A.N. : Comme je l'ai dit plus haut, la CEDEAO est une institution multilatérale. Notre sortie de la CEDAO ne signifie nullement la fin des relations bilatérales. Au contraire, c'est une opportunité pour renforcer davantage les relations bilatérales avec certains pays. Vous savez, les relations entre les pays sont basées sur les intérêts réciproques, et il est évident que beaucoup de pays auront intérêt sur le plan économique à signer des accords bilatéraux avec le Burkina et nous sommes ouverts à cela avec tout pays qui le souhaite.

S : Selon certaines opinions, les pays de l'AES sont des Etats à économies fragiles et en quittant la CEDEAO, ils seront difficilement viables. Etes-vous d'avis ?

A.N. : Oui. Nous suivons l'actualité et nous voyons les analystes de toute part qui donnent leur opinion sur le sujet. Nous respectons bien sûr ces opinions, mais nous trouvons certaines tendancieuses, parcellaires et souvent volontairement tronquées. L'AES, c'est un marché de plus de 70 millions d'habitants. C'est une grande partie des réserves de ressources naturelles de l'espace CEDEAO, et c'est une zone agropastorale par excellence.
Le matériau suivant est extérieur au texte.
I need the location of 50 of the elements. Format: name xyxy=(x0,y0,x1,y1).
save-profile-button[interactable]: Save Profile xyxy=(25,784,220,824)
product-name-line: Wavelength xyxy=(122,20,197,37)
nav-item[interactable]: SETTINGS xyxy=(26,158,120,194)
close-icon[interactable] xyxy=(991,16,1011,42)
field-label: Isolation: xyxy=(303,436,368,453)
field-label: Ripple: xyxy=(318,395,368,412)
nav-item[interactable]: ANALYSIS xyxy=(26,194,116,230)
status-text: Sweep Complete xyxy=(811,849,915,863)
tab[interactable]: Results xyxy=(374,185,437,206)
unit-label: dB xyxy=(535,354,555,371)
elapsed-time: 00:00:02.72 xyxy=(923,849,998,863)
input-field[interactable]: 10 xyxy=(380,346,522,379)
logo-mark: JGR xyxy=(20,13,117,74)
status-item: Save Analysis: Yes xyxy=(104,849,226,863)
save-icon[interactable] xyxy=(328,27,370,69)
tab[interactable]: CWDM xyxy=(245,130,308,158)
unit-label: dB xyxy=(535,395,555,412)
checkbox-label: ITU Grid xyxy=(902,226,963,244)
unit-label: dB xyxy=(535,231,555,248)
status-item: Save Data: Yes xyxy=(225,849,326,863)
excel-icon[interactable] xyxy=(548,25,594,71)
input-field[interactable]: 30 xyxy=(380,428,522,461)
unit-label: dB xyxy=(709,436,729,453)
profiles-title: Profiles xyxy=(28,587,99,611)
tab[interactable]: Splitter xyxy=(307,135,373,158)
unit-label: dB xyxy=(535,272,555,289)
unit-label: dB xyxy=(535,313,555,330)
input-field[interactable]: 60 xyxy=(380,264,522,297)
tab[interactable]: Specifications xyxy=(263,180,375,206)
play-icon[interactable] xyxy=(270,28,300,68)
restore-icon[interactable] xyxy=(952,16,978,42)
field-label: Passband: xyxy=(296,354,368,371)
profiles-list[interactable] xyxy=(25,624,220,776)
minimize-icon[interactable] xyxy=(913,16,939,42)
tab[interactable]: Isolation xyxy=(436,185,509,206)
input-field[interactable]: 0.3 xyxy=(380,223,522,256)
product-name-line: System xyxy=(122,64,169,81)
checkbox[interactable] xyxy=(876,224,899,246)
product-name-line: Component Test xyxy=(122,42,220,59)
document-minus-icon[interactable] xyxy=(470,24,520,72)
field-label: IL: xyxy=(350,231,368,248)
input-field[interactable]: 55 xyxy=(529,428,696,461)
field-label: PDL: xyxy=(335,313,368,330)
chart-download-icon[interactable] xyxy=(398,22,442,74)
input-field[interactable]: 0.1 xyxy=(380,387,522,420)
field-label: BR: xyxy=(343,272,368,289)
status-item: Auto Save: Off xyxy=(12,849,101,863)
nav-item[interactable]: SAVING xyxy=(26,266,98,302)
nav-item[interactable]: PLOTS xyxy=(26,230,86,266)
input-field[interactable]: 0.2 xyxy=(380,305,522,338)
Avec tout ce potentiel, je pense que nos Etats auront l'intelligence nécessaire pour faire de cet espace, un espace viable, solide et prospère.

Il suffit seulement que les filles et fils de cet espace se mettent au travail et croient en leur capacité. Lorsque le Mali a subi l'embargo de la CEDEAO en 2021, ces mêmes analystes qui proclament l'apocalypse pour l'AES disaient que le Mali ne pourra pas tenir 3 mois. Nous sommes en 2024 et le Mali est toujours là avec une économie résiliente.

S : Selon certains analystes toujours, ce retrait du Burkina va engendrer bientôt, une inflation dans ces pays de l'AES, une fois la décision actée par la CEDEAO. Partagez-vous cette préoccupation ?

A.N. : Je vous ai dit plus haut que notre commerce extérieur avec les pays de la CEDEAO n'appartenant pas à la zone UEMOA est marginal. En tout état de cause, la maitrise de l'inflation dans nos pays passe par une bonne campagne agricole, mais aussi du cours du pétrole que nous importons essentiellement hors de la CEDEAO. Le risque d'inflation lié à la sortie de la CEDEAO est donc marginal.

S : Quelles sont les mesures envisagées par le gouvernement pour atténuer les conséquences liées à cette sortie ou pour accompagner le secteur privé qui a manifesté de grandes inquiétudes à l'annonce de cette décision ?

A.N. : Nous prévoyons un échange avec le secteur privé pour d'abord les rassurer et voir avec eux les dispositions à prendre pour renforcer la résilience de notre économie pour une prospérité partagée.

S : Faut-il dans la même logique s'attendre à un retrait du Burkina Faso de l'UEMOA ?

A.N. : Cette question n'est pas à l'ordre du jour. Les raisons qui ont fondé notre retrait de la CEDEAO ont été clairement exprimées. L'institution s'est écartée des idéaux de ses pères fondateurs et s'est muée en épouvantail pour menacer la survie des pays en leur infligeant des sanctions illégales, car non prévues par les textes. Pour le moment, nous n'avons pas les mêmes reproches vis-à-vis de l'UEMOA, et nous restons membre à part entière.